Please don’t misunderstand me, this version of Kendi’s work is wonderful. I’m so grateful that it exists, and it does provide some pithy articulations of the concepts, as I hoped it might. Notably, I really loved Kendi’s use of the three approaches to racism and antiracism: antiracists, assimilationists, and segregationists. Kendi defined them this way: “A group we can call segregationists has blamed Black people themselves for the racial disparities. A group we can call antiracists has pointed to racial discrimination. A group we can call assimilationists has tried to argue for both, saying that Black people and racial discrimination were to blame for racial disparities.” In Jason Reynolds’ hands, these definitions were distilled to their essence: “The antiracists try to transform racism. The assimilationists try to transform Black people. The segregationists try to get away from Black people.” (xiii)


That’s in the Introduction. In the first chapter, Reynolds defines these terms again: “Segregationists are haters. Like, real haters. People who hate you for not being like them. Assimilationists are people who like you, but only with quotation marks. Like…”like” you. Meaning, they “like” you because you’re like them. And then there are antiracists. They love you because you’re like you.” (3-4 emphasis in the original)

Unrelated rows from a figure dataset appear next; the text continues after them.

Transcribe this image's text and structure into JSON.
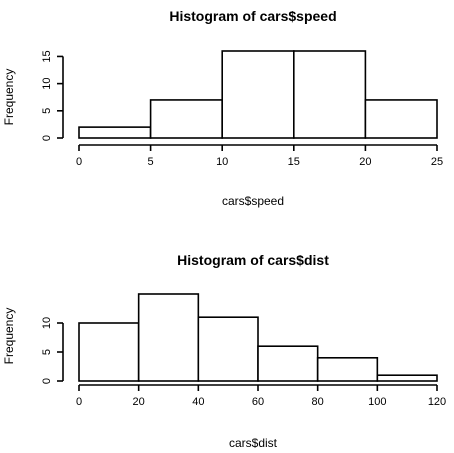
{
  "chart_data": [
    {
      "type": "bar",
      "title": "Histogram of cars$speed",
      "xlabel": "cars$speed",
      "ylabel": "Frequency",
      "bins": [
        [
          0,
          5
        ],
        [
          5,
          10
        ],
        [
          10,
          15
        ],
        [
          15,
          20
        ],
        [
          20,
          25
        ]
      ],
      "values": [
        2,
        7,
        16,
        16,
        7
      ],
      "xticks": [
        "0",
        "5",
        "10",
        "15",
        "20",
        "25"
      ],
      "yticks": [
        "0",
        "5",
        "10",
        "15"
      ],
      "xlim": [
        0,
        25
      ],
      "ylim": [
        0,
        16
      ],
      "grid": false
    },
    {
      "type": "bar",
      "title": "Histogram of cars$dist",
      "xlabel": "cars$dist",
      "ylabel": "Frequency",
      "bins": [
        [
          0,
          20
        ],
        [
          20,
          40
        ],
        [
          40,
          60
        ],
        [
          60,
          80
        ],
        [
          80,
          100
        ],
        [
          100,
          120
        ]
      ],
      "values": [
        10,
        15,
        11,
        6,
        4,
        1
      ],
      "xticks": [
        "0",
        "20",
        "40",
        "60",
        "80",
        "100",
        "120"
      ],
      "yticks": [
        "0",
        "5",
        "10"
      ],
      "xlim": [
        0,
        120
      ],
      "ylim": [
        0,
        15
      ],
      "grid": false
    }
  ]
}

These “conversational” definitions are not ones I would ever write, but they ring with accuracy. In the latter definition I see echoes of the Intercultural Development Continuum that my colleagues at Joyous Justice and I use to guide our work with individuals and organizations. Stamped is a primer, as I thought it might be, but not the way I was expecting. In fact, it is doing much more important work than I had had in mind. With Reynolds’ charming and unapologetic prose applied to Kendi’s framing, insights, and historical through-line, Stamped is one tool today’s youth can access to help them recognize racism and its long history. It is arming Black kids and other kids of color against the gaslighting of racism, and interrogating oppressor patterns white kids are inheriting--from their literal family or from the culture that surrounds them.


It isn’t for me. And I’m grateful for that.